Managing Secrets in Automated Pipelines
DevOps are constantly emphasizing the importance of continuous pipelines to move code from dev to production. This way, the code passes through stages like unit tests, functional tests, and integration tests. In the package creation stage, the code is pulled from the repository and then packaged so it can be stored in a private artifactory. The new code then deploys to respective environments through an internal network. Of course, all of these stages involve secrets (artifactory, repository, cluster, etc.) that must be managed and stored. CI/CD servers, such as Jenkins, GitLab, and others, manage these secrets on their disks—as do the users with master permissions. This is a loophole in the system since it is very difficult to identify the culprit if someone modifies the secrets.
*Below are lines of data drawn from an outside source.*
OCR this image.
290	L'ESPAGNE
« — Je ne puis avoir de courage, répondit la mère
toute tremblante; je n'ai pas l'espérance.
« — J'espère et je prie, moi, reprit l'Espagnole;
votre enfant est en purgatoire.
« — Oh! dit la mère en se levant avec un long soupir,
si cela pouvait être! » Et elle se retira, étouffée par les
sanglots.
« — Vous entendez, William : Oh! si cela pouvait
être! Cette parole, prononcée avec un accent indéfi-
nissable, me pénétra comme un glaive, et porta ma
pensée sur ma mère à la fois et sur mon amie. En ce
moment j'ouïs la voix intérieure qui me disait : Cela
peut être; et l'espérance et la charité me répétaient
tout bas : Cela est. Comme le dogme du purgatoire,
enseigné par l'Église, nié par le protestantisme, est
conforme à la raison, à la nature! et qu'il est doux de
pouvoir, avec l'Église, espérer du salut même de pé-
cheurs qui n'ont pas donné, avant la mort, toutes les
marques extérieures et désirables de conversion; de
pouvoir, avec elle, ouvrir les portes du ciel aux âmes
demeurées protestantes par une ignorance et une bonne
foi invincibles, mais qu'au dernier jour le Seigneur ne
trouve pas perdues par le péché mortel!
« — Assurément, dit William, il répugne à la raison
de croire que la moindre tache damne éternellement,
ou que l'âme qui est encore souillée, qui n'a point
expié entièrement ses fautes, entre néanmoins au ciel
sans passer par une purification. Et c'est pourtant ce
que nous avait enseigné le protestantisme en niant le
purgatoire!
Using AWS Secrets Manager, you can store your secrets on AWS; and with a simple API call, can retrieve the credentials from AWS. This not only prevents your secrets from being modified but also manages their rotation policies.
Conclusion
If you’re looking for automation and innovation, AWS Secrets Manager is an exciting new service. Gone are the days when you had to manage your secrets, define their rotation policies, and audit their modifications. AWS Secrets Manager does all of this for you, giving you more time to focus on the application itself. Now, you no longer need to deploy an application in order to retrieve the latest secrets, as every curl request (API call) fetches the secrets and injects them into the application’s environment variables. Basically, AWS Secrets Manager acts like a security engineer, providing multiple ways to maintain and manage secrets automatically. So what are you waiting for? It’s time to start redistributing your security tasks to AWS Secrets Manager, and explore what this enables you to do.